Add up all of the housing built in these locations (Bicetser Post Garden City announcement) over the last 30 years, it probably comes to less than 5,000, almost entirely at Cambourne and Dickens Heath. In other words we have tested and tried and a ‘locally led’ Garden Cities policy and it has delivered less than a 10th of 1% of  household formation over the last 15 years.

Many of these were soft pickings, big brownfield sites airbases and so on, or here the LPAS proposed a counterproposa to avoid an imposed Ecotowns, as at Bicester and Rackheath.  How does anyone expect a continuation of ‘locally led’ to deliver any more than this over the next 15 years?

I am not saying ‘locally led’ Garden Cities are a contradiction, clearly they are desirable and in a few as rare as hens teeth almost locations they are happening.  But not happening enough or anywhere near large enough.
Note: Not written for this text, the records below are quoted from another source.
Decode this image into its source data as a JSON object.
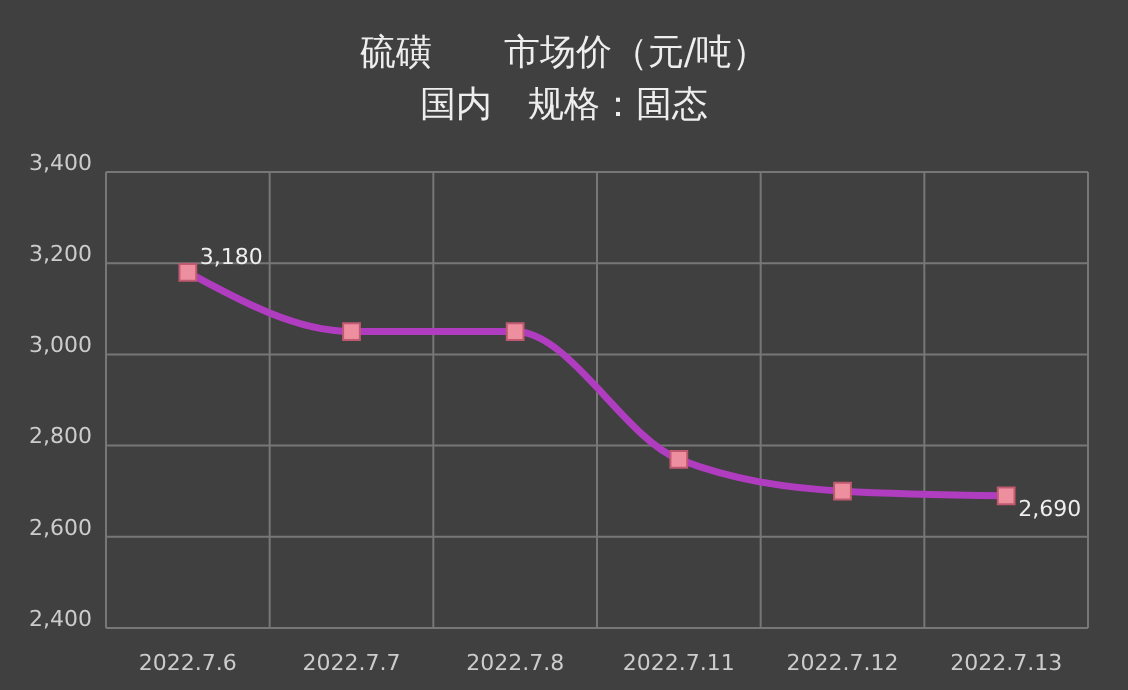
{
  "chart_data": {
    "type": "line",
    "title": "硫磺　　市场价（元/吨）",
    "subtitle": "国内　规格：固态",
    "categories": [
      "2022.7.6",
      "2022.7.7",
      "2022.7.8",
      "2022.7.11",
      "2022.7.12",
      "2022.7.13"
    ],
    "series": [
      {
        "color": "#b03cc0",
        "values": [
          3180,
          3050,
          3050,
          2770,
          2700,
          2690
        ],
        "value_labels": [
          "3,180",
          null,
          null,
          null,
          null,
          "2,690"
        ]
      }
    ],
    "ylim": [
      2400,
      3400
    ],
    "yticks": [
      {
        "value": 2400,
        "label": "2,400"
      },
      {
        "value": 2600,
        "label": "2,600"
      },
      {
        "value": 2800,
        "label": "2,800"
      },
      {
        "value": 3000,
        "label": "3,000"
      },
      {
        "value": 3200,
        "label": "3,200"
      },
      {
        "value": 3400,
        "label": "3,400"
      }
    ],
    "grid": true,
    "marker": "square"
  }
}
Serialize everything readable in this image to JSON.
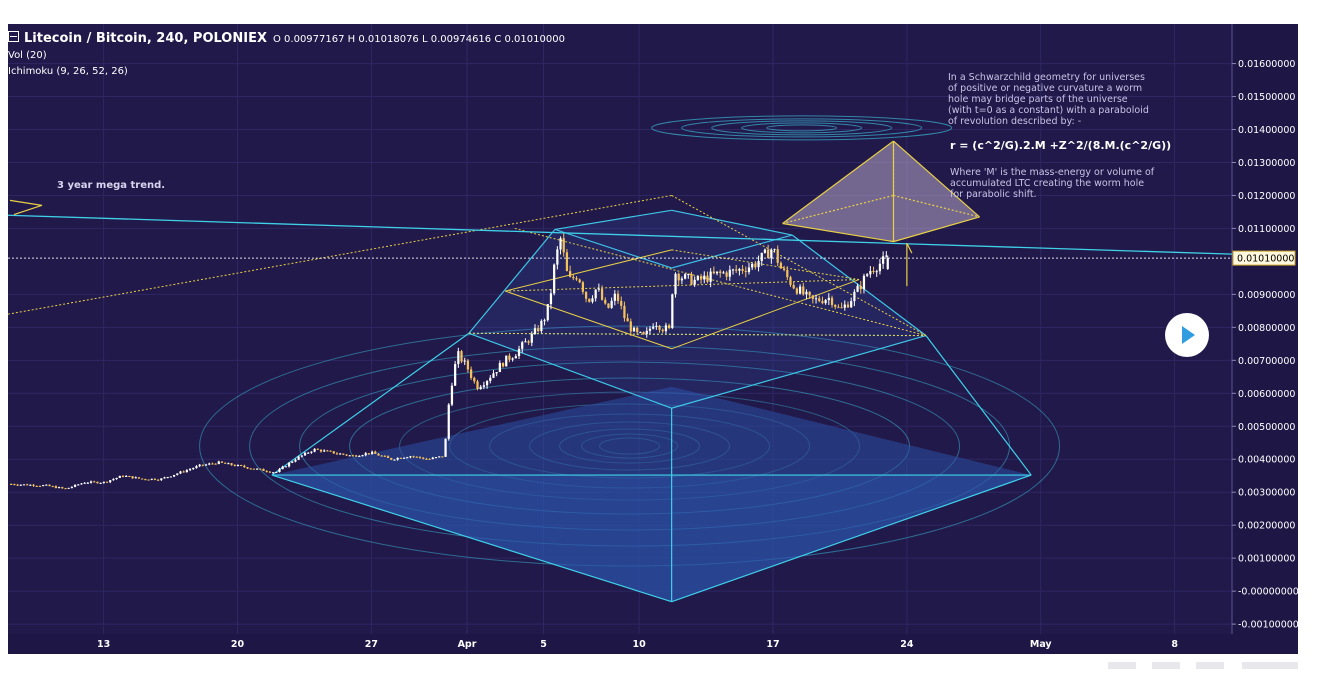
{
  "header": {
    "symbol_title": "Litecoin / Bitcoin, 240, POLONIEX",
    "ohlc": "O 0.00977167 H 0.01018076 L 0.00974616 C 0.01010000",
    "indicator_vol": "Vol (20)",
    "indicator_ichimoku": "Ichimoku (9, 26, 52, 26)"
  },
  "annotations": {
    "trend_label": "3 year mega trend.",
    "note_lines": [
      "In a Schwarzchild geometry for universes",
      "of positive or negative curvature a worm",
      "hole may bridge parts of the universe",
      "(with t=0 as a constant) with a paraboloid",
      "of revolution described by: -"
    ],
    "formula": "r = (c^2/G).2.M +Z^2/(8.M.(c^2/G))",
    "note2_lines": [
      "Where 'M' is the mass-energy or volume of",
      "accumulated LTC creating the worm hole",
      "for parabolic shift."
    ]
  },
  "colors": {
    "background": "#21194a",
    "grid": "#2e2763",
    "candle_up": "#ffffff",
    "candle_down": "#f5c15c",
    "cyan": "#3fd1ea",
    "gold": "#e8d046",
    "axis_bg": "#1e1746",
    "axis_text": "#ffffff",
    "price_tag": "#fff8dc"
  },
  "play_button": {
    "icon": "play-icon"
  },
  "chart_data": {
    "type": "candlestick",
    "title": "Litecoin / Bitcoin, 240, POLONIEX",
    "current_price": "0.01010000",
    "y_ticks": [
      "0.01600000",
      "0.01500000",
      "0.01400000",
      "0.01300000",
      "0.01200000",
      "0.01100000",
      "0.00900000",
      "0.00800000",
      "0.00700000",
      "0.00600000",
      "0.00500000",
      "0.00400000",
      "0.00300000",
      "0.00200000",
      "0.00100000",
      "-0.00000000",
      "-0.00100000"
    ],
    "y_tick_values": [
      0.016,
      0.015,
      0.014,
      0.013,
      0.012,
      0.011,
      0.009,
      0.008,
      0.007,
      0.006,
      0.005,
      0.004,
      0.003,
      0.002,
      0.001,
      0.0,
      -0.001
    ],
    "ylim": [
      -0.0013,
      0.0172
    ],
    "x_ticks": [
      {
        "label": "13",
        "day": 13
      },
      {
        "label": "20",
        "day": 20
      },
      {
        "label": "27",
        "day": 27
      },
      {
        "label": "Apr",
        "day": 32
      },
      {
        "label": "5",
        "day": 36
      },
      {
        "label": "10",
        "day": 41
      },
      {
        "label": "17",
        "day": 48
      },
      {
        "label": "24",
        "day": 55
      },
      {
        "label": "May",
        "day": 62
      },
      {
        "label": "8",
        "day": 69
      }
    ],
    "xlim": [
      8.0,
      72.0
    ],
    "price_path": [
      [
        8.0,
        0.00325
      ],
      [
        10,
        0.0032
      ],
      [
        11,
        0.0031
      ],
      [
        12,
        0.0033
      ],
      [
        13,
        0.0033
      ],
      [
        14,
        0.0035
      ],
      [
        15,
        0.0034
      ],
      [
        16,
        0.0034
      ],
      [
        17,
        0.0036
      ],
      [
        18,
        0.0038
      ],
      [
        19,
        0.0039
      ],
      [
        20,
        0.0038
      ],
      [
        21,
        0.0037
      ],
      [
        22,
        0.0036
      ],
      [
        23,
        0.004
      ],
      [
        24,
        0.0043
      ],
      [
        25,
        0.0042
      ],
      [
        26,
        0.0041
      ],
      [
        27,
        0.0042
      ],
      [
        28,
        0.004
      ],
      [
        29,
        0.0041
      ],
      [
        30,
        0.004
      ],
      [
        30.8,
        0.0041
      ],
      [
        31.1,
        0.006
      ],
      [
        31.5,
        0.0072
      ],
      [
        32,
        0.0068
      ],
      [
        32.5,
        0.0062
      ],
      [
        33,
        0.0064
      ],
      [
        33.5,
        0.0067
      ],
      [
        34,
        0.007
      ],
      [
        34.5,
        0.0072
      ],
      [
        35,
        0.0075
      ],
      [
        35.5,
        0.0078
      ],
      [
        36,
        0.0082
      ],
      [
        36.3,
        0.0087
      ],
      [
        36.6,
        0.01
      ],
      [
        36.9,
        0.0107
      ],
      [
        37.3,
        0.0094
      ],
      [
        37.8,
        0.0096
      ],
      [
        38.3,
        0.0088
      ],
      [
        38.8,
        0.0092
      ],
      [
        39.3,
        0.0085
      ],
      [
        39.8,
        0.009
      ],
      [
        40.3,
        0.0082
      ],
      [
        40.8,
        0.0078
      ],
      [
        41.3,
        0.0077
      ],
      [
        41.8,
        0.0082
      ],
      [
        42.2,
        0.008
      ],
      [
        42.6,
        0.0079
      ],
      [
        42.8,
        0.0097
      ],
      [
        43.3,
        0.0095
      ],
      [
        44,
        0.0094
      ],
      [
        45,
        0.0096
      ],
      [
        46,
        0.0097
      ],
      [
        47,
        0.0099
      ],
      [
        48,
        0.0104
      ],
      [
        48.4,
        0.0098
      ],
      [
        49,
        0.0093
      ],
      [
        50,
        0.0088
      ],
      [
        51,
        0.0089
      ],
      [
        51.5,
        0.0085
      ],
      [
        52,
        0.0088
      ],
      [
        52.5,
        0.0092
      ],
      [
        53,
        0.0097
      ],
      [
        53.5,
        0.0099
      ],
      [
        54,
        0.0101
      ]
    ]
  }
}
Whatever the fallacies and distortions in Ken Shuttleworth’s misconceived criticisms of Garden Cities he got one thing right.  If you build Garden Cities of 30,000 population it would take 67 of them to meet London’s spill.  That sint going to be locally led and supported.  So where will the spill go?  Sustainable Garden Cities will be much larger and rail connected, how will a new Garden City of 300,000-400,000 be locally led and supported?
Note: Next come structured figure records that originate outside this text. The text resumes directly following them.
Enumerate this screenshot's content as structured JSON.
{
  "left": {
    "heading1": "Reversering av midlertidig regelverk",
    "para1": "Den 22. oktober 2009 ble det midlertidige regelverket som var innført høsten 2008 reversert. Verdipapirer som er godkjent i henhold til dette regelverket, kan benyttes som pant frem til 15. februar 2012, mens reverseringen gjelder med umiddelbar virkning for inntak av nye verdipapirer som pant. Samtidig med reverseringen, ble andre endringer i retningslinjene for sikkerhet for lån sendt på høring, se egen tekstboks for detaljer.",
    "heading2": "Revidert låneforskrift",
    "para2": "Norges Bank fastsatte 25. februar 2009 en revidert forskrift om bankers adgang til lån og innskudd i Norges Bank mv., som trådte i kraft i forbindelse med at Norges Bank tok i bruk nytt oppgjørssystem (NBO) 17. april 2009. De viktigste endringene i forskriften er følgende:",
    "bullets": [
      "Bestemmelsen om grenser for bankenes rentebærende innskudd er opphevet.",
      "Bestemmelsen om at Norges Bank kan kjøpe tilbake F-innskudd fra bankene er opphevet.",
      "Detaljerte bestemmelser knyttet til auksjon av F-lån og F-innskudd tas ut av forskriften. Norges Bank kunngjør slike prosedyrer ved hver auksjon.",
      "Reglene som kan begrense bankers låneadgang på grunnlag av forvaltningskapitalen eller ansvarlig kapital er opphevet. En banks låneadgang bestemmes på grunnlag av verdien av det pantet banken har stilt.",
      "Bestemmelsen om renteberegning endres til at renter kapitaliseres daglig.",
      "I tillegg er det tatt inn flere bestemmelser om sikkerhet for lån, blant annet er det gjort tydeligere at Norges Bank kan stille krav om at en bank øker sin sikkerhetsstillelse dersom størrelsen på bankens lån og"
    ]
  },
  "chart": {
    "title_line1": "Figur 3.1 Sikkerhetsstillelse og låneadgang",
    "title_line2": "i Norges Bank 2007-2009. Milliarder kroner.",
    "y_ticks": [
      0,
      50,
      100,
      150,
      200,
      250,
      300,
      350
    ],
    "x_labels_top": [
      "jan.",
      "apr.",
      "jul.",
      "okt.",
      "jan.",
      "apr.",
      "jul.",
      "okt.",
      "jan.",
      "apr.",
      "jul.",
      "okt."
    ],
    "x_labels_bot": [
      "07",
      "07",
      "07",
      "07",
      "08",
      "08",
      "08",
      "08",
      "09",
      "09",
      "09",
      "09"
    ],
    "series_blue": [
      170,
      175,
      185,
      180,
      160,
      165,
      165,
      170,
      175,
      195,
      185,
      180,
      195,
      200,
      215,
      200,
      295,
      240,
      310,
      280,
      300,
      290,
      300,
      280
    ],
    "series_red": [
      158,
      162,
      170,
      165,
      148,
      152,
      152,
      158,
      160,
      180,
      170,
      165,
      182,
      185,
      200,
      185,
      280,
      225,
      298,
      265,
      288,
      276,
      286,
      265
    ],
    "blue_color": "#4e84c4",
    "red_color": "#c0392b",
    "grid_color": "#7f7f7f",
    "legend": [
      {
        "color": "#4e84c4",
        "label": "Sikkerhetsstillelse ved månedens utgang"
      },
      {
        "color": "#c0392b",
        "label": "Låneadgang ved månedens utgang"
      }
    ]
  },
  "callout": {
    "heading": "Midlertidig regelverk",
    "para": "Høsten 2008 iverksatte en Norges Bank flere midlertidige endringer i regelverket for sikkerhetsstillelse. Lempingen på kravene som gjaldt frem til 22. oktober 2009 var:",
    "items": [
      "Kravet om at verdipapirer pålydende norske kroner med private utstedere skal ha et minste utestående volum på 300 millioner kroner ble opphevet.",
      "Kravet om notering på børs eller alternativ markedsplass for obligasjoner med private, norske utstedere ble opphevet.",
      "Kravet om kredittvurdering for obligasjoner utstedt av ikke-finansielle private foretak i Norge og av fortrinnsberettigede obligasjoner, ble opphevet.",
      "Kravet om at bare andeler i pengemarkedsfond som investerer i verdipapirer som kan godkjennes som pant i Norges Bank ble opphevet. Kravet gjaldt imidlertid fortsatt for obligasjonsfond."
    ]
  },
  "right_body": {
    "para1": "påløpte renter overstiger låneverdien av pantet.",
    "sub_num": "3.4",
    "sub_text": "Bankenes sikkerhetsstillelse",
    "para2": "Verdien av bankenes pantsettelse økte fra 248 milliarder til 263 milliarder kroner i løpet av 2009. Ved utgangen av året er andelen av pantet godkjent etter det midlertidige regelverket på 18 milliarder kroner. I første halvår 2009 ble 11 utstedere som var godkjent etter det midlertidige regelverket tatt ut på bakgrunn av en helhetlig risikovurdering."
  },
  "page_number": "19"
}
Lets get real – if we want to get Garden Cities on the scale we need to be something other an curiosities they need to be nationally backed, have the best locations determined in larger than local plans, be ideally locally supported and be delivered by partnership development corporations.  This requires a spectrum approach across multiple tiers and between the private and public sectors, not one resting at one level only without dedicated delivery mechanisms.  We’ve tried that doesn’t work, doesnt pass the Acid Test of building enough homes.  We now have a consensus we need Garden Cities, so lets move the debate on to how we get them delivered in sufficient scale and to adequate standards.

 

 

Conservative Manifesto – Pledge to End Appeals on Windfarms?

Both manifestos support Garden Cities and brownfield development, really nothing new in either, apart from the Conservative Right to Buy HA policy (which to my mind fails to add up for all sports of reasons – i’d like to see the CBA – and the sensitivity of the CBR to the interest rate given the time  lag between sale of housing and new build during which additional HB needs paying out because of the inability to relet) but one thing was strikingly new

Onshore windfarms often fail to win public support, however, and are unable by themselves to provide the firm capacity that a stable energy system requires. As a result, we will end any new public subsidy for them and change the law so that local people have the final say on windfarm applications.

What can they mean?  Ending the major infrastructure regime for large farms will not mean locals have the final  say so they can appeal, so does it mean ending appeals altogether? Why for this only and not other forms of development.  Ending appeals will simply mean every case in the courts and clog the whole system up.  I think it perhaps is just badly drafted in a day of badly drafted manifestos.

Anyway I found today on site studying Istanbul’s South American style BRT system (the first in Europe) vastly more interesting, flawed though the design of the system is.